Federal court documents show that the Ohio elections board rejected nearly 12 percent of provisional and absentee ballots in 2014 and 2015 for technical errors. The counties with the highest number of discarded ballots, uncoincidentally, tended to have larger populations of Black and Latinx voters than their whiter, more conservative counterparts throughout the state.
In Cuyahoga, Ohio’s largest county, the population is over 30-percent Black, and approximately 4,000 votes were discarded there for technical errors in 2014. This statistic is especially troubling with a Donald Trump presidency on the line, since voter turnout is already anticipated to be lower than it was in 2012, when it was the lowest in precincts where President Barack Obama was the most popular.
Counties in more rural areas with higher percentages of white voters do not face similar issues.

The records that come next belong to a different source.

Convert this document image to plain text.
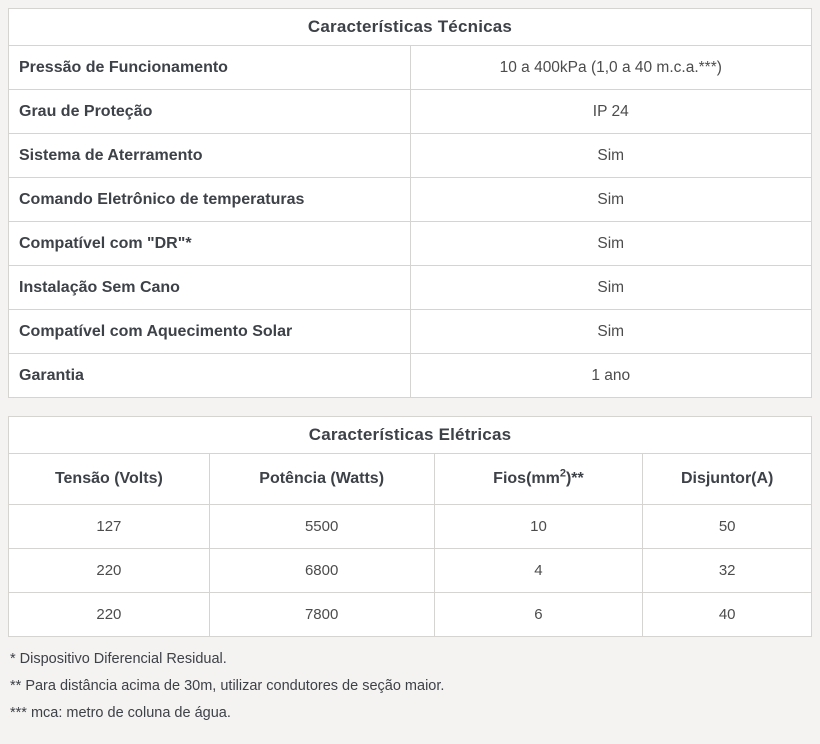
Características Técnicas	
Pressão de Funcionamento	10 a 400kPa (1,0 a 40 m.c.a.***)
Grau de Proteção	IP 24
Sistema de Aterramento	Sim
Comando Eletrônico de temperaturas	Sim
Compatível com "DR"*	Sim
Instalação Sem Cano	Sim
Compatível com Aquecimento Solar	Sim
Garantia	1 ano
Características Elétricas			
Tensão (Volts)	Potência (Watts)	$Fios(mm^2)**$	Disjuntor(A)
127	5500	10	50
220	6800	4	32
220	7800	6	40
* Dispositivo Diferencial Residual.
** Para distância acima de 30m, utilizar condutores de seção maior.
*** mca: metro de coluna de água.
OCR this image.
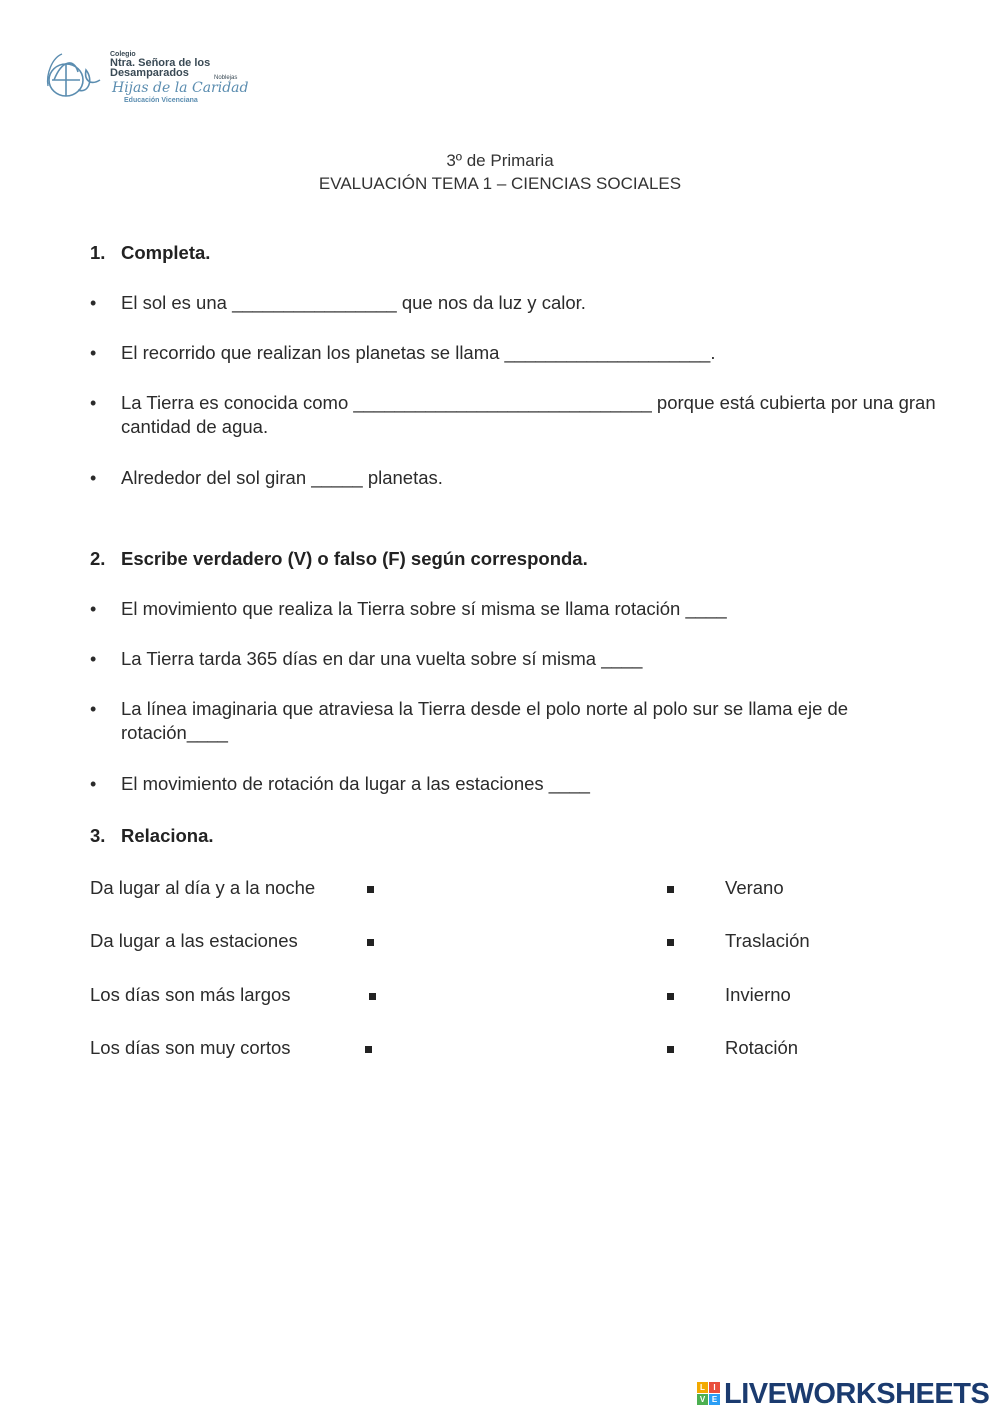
Colegio
Ntra. Señora de los
Desamparados	Noblejas
Hijas de la Caridad
Educación Vicenciana
3º de Primaria
EVALUACIÓN TEMA 1 – CIENCIAS SOCIALES
1. Completa.
• El sol es una ________________ que nos da luz y calor.
• El recorrido que realizan los planetas se llama ____________________.
• La Tierra es conocida como _____________________________ porque está cubierta por una gran cantidad de agua.
• Alrededor del sol giran _____ planetas.
2. Escribe verdadero (V) o falso (F) según corresponda.
• El movimiento que realiza la Tierra sobre sí misma se llama rotación ____
• La Tierra tarda 365 días en dar una vuelta sobre sí misma ____
• La línea imaginaria que atraviesa la Tierra desde el polo norte al polo sur se llama eje de rotación____
• El movimiento de rotación da lugar a las estaciones ____
3. Relaciona.
Da lugar al día y a la noche	Verano
Da lugar a las estaciones	Traslación
Los días son más largos	Invierno
Los días son muy cortos	Rotación
L	I
V E LIVEWORKSHEETS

Alice Ollstein, OC ’10, reported for ThinkProgress: “Officials from Meigs County, whose population is more than 97 percent white, testified that they counted ballots from residents that had incorrect birth dates, and even those that had no name or address at all. In Wyandot County, which is nearly 98 percent white, officials approved ballots without a valid street address, city or zip code, a wrong or missing birth date or a misspelled name.”
Civil rights lawyers have already drawn the comparison between Ohio’s newest voting laws to literacy tests employed by states during the Jim Crow era to prevent people of color and poor white people from voting. This parallel rings devastatingly true and underscores the unconstitutional nature of the conservative legislation, which is a thinly veiled attempt to deter blue voters in arguably the most critical election of our lifetime.
Ohio State Senator Bill Coley, lead sponsor of one of the bills, told Reuters, “We aren’t trying to disallow their ballot, we are trying to make sure that every ballot that is cast was cast by an actual registered voter, and you are cutting down on opportunities for shenanigans.”
This rhetoric perpetuates a false narrative that voter fraud is a widespread issue in an attempt to thwart low-income and minority people — two demographics that predominantly swing left — from voting. This strategy is reflected in conservative legislation that has passed not only in Ohio, but on a national scale. The Brennan Center for Justice at New York University School of Law’s 2007 report, “The Truth About Voter Fraud,” by Justin Levitt, offers a haunting prediction of how the dangers of propagating the myth that voter fraud is rampant undermines the core of our democracy.
“Perhaps because these stories are dramatic, voter fraud makes a popular scapegoat,” Levitt writes. “In the aftermath of a close election, losing candidates are often quick to blame voter fraud for the results. Legislators cite voter fraud as justification for various new restrictions on the exercise of the franchise. And pundits trot out the same few anecdotes time and again as proof that a wave of fraud is imminent.”